I started to consider options of where to sleep. Many of the truck drivers pulled over into the picnic areas and slept, but I didn’t know if this was the safest option. My other option was to sleep in a town, where I would risk being seen by passers by. I decided on the latter option and started looking for a town that had a public parking area where the back ends of the cars were darker and a little more secluded than the front. I passed many good options, but was still wide awake, so when I got to Aubenas, I was absolutely exhausted and set on making it work. I found a darkish parking area at the base of the old city, one which held a massive fortified castle of course. I could see the illuminated castle from the front and side windows of my little car-hotel room and from the rear, there was a view over the valley lights, off the cliff on which I was parked.

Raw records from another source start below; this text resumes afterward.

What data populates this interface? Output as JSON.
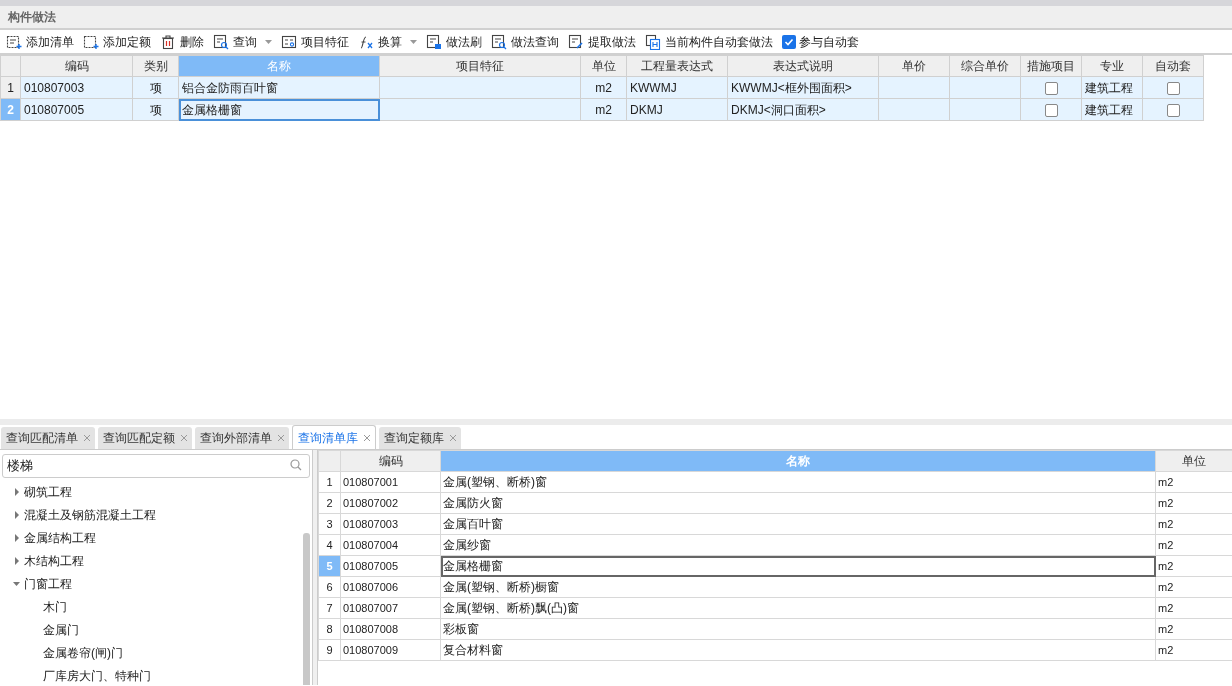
{
  "panel_title": "构件做法",
  "toolbar": [
    {
      "kind": "button",
      "label": "添加清单"
    },
    {
      "kind": "button",
      "label": "添加定额"
    },
    {
      "kind": "button",
      "label": "删除"
    },
    {
      "kind": "dropdown",
      "label": "查询"
    },
    {
      "kind": "button",
      "label": "项目特征"
    },
    {
      "kind": "dropdown",
      "label": "换算"
    },
    {
      "kind": "button",
      "label": "做法刷"
    },
    {
      "kind": "button",
      "label": "做法查询"
    },
    {
      "kind": "button",
      "label": "提取做法"
    },
    {
      "kind": "button",
      "label": "当前构件自动套做法"
    },
    {
      "kind": "checkbox",
      "label": "参与自动套",
      "checked": true
    }
  ],
  "upper_table": {
    "columns": [
      {
        "label": "编码",
        "selected": false
      },
      {
        "label": "类别",
        "selected": false
      },
      {
        "label": "名称",
        "selected": true
      },
      {
        "label": "项目特征",
        "selected": false
      },
      {
        "label": "单位",
        "selected": false
      },
      {
        "label": "工程量表达式",
        "selected": false
      },
      {
        "label": "表达式说明",
        "selected": false
      },
      {
        "label": "单价",
        "selected": false
      },
      {
        "label": "综合单价",
        "selected": false
      },
      {
        "label": "措施项目",
        "selected": false
      },
      {
        "label": "专业",
        "selected": false
      },
      {
        "label": "自动套",
        "selected": false
      }
    ],
    "rows": [
      {
        "index": "1",
        "selected": false,
        "code": "010807003",
        "type": "项",
        "name": "铝合金防雨百叶窗",
        "unit": "m2",
        "expression": "KWWMJ",
        "expression_note": "KWWMJ<框外围面积>",
        "measure": false,
        "discipline": "建筑工程",
        "auto": false
      },
      {
        "index": "2",
        "selected": true,
        "code": "010807005",
        "type": "项",
        "name": "金属格栅窗",
        "unit": "m2",
        "expression": "DKMJ",
        "expression_note": "DKMJ<洞口面积>",
        "measure": false,
        "discipline": "建筑工程",
        "auto": false
      }
    ]
  },
  "bottom_tabs": [
    {
      "label": "查询匹配清单",
      "selected": false
    },
    {
      "label": "查询匹配定额",
      "selected": false
    },
    {
      "label": "查询外部清单",
      "selected": false
    },
    {
      "label": "查询清单库",
      "selected": true
    },
    {
      "label": "查询定额库",
      "selected": false
    }
  ],
  "search": {
    "value": "楼梯"
  },
  "tree": [
    {
      "label": "砌筑工程",
      "expanded": false
    },
    {
      "label": "混凝土及钢筋混凝土工程",
      "expanded": false
    },
    {
      "label": "金属结构工程",
      "expanded": false
    },
    {
      "label": "木结构工程",
      "expanded": false
    },
    {
      "label": "门窗工程",
      "expanded": true,
      "children": [
        {
          "label": "木门"
        },
        {
          "label": "金属门"
        },
        {
          "label": "金属卷帘(闸)门"
        },
        {
          "label": "厂库房大门、特种门"
        }
      ]
    }
  ],
  "lower_table": {
    "columns": [
      {
        "label": "编码",
        "selected": false
      },
      {
        "label": "名称",
        "selected": true
      },
      {
        "label": "单位",
        "selected": false
      }
    ],
    "rows": [
      {
        "index": "1",
        "selected": false,
        "code": "010807001",
        "name": "金属(塑钢、断桥)窗",
        "unit": "m2"
      },
      {
        "index": "2",
        "selected": false,
        "code": "010807002",
        "name": "金属防火窗",
        "unit": "m2"
      },
      {
        "index": "3",
        "selected": false,
        "code": "010807003",
        "name": "金属百叶窗",
        "unit": "m2"
      },
      {
        "index": "4",
        "selected": false,
        "code": "010807004",
        "name": "金属纱窗",
        "unit": "m2"
      },
      {
        "index": "5",
        "selected": true,
        "code": "010807005",
        "name": "金属格栅窗",
        "unit": "m2"
      },
      {
        "index": "6",
        "selected": false,
        "code": "010807006",
        "name": "金属(塑钢、断桥)橱窗",
        "unit": "m2"
      },
      {
        "index": "7",
        "selected": false,
        "code": "010807007",
        "name": "金属(塑钢、断桥)飘(凸)窗",
        "unit": "m2"
      },
      {
        "index": "8",
        "selected": false,
        "code": "010807008",
        "name": "彩板窗",
        "unit": "m2"
      },
      {
        "index": "9",
        "selected": false,
        "code": "010807009",
        "name": "复合材料窗",
        "unit": "m2"
      }
    ]
  }
}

The wind was blowing so hard and I had to double check that the car wouldn’t be blown over the edge. I had also seen a sign for -4 degrees on one of the signs I had passed. Still thinking this wouldn’t be a problem, I curled up in the back and went to sleep with all my clothes on and my rabbit fur hat over my eyes.
When I went to sleep, I was warm and happy, but when i woke up an hour later, it was so cold in the car that I couldn’t even breath the air without a little pain. It didn’t take long after trying and failing to find a way to comfortably breath to decide to keep moving.

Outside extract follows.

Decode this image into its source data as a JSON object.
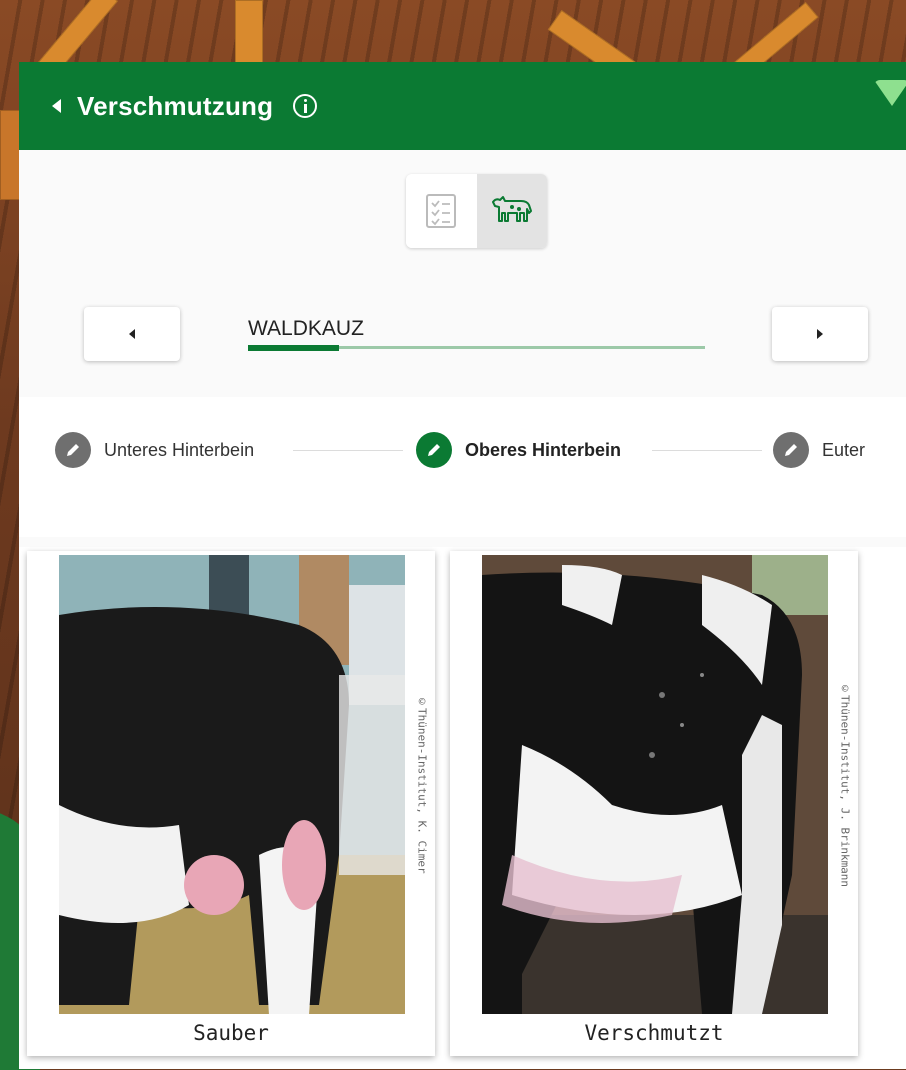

I started again around 1am and drove until 5am, this time stopping just after Aix-en-Provence on one of the side of the road picnic area rest stops, which is actually just a little road off the main road with no ammenities or anything or even parking spots. I backed the car under a tree and this time I draped a seat over the front seats and over the back seats, making a little tent above the back seat. This hid me from anyone looking in and it also kept my warm body heat in.
Here, I slept easily for three hours before it got too bright to sleep. It remained warm the whole time, despite rest of the car being freezing. When I got up, I realized I had parked on the edge of a vineyard and the grape vines, which you could see for miles were all covered in snow. The sky was white and it looked like a whiteout.

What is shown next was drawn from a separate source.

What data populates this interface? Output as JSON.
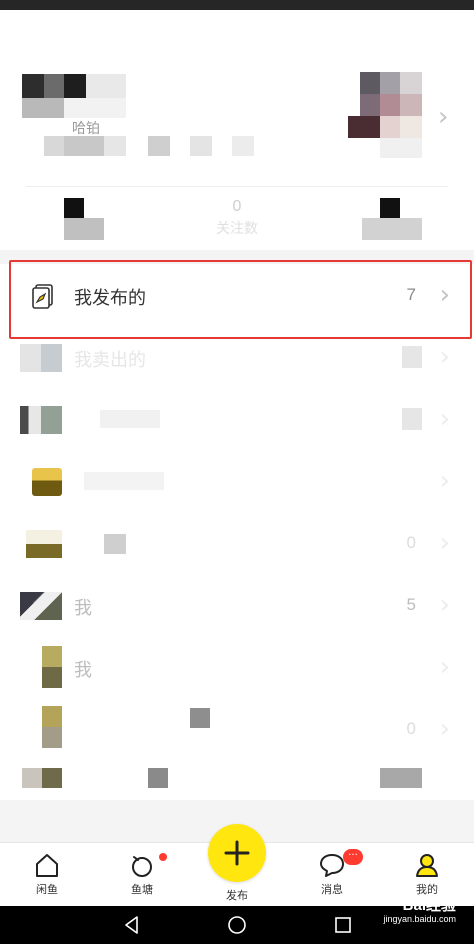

I kept driving, determined to make the olive farm before lunch. I didn’t quite make it. I missed my exit and ended up in Monaco and had to drive back through Eze. I was so frustrated that I actually yelled in the car. When I heard how annoying I sounded, I stopped. I was still really irritated, but as i pulled back onto the coastal road towards Nice I checked myself, saying aloud, “Oh poor you, you HAVE to drive through Eze, you HAVE to look out over the Mediterranean for an extra 20 minutes, what a rough life you have.” Then I was fine.
I got to the olive farm around 12:30 and parked in front of Claude’s. I knew Mike would be eating at Margarite’s house, so I used the time to brush my teeth and change my clothes. I was just about to walk up to find him and he started walking down the hill. He was dressed in a red plaid flannel shirt, jeans and work boots (coincidentally the same outfit he wore to be a lumberjack for Halloween) and he looked so much bigger than I had remembered. His shoulders made him look like a giant box and i likened him to Sponge Bob.
It was so good to see him and we chatted for an hour straight before I laid down to take a nap while he went back to work.
I had mixed feelings about being back on the olive farm, which I’ll write about later when I have a little more time (Mike is impatient to get on the road this morning), but I just wanted to say that I made it, we’re together, all’s well.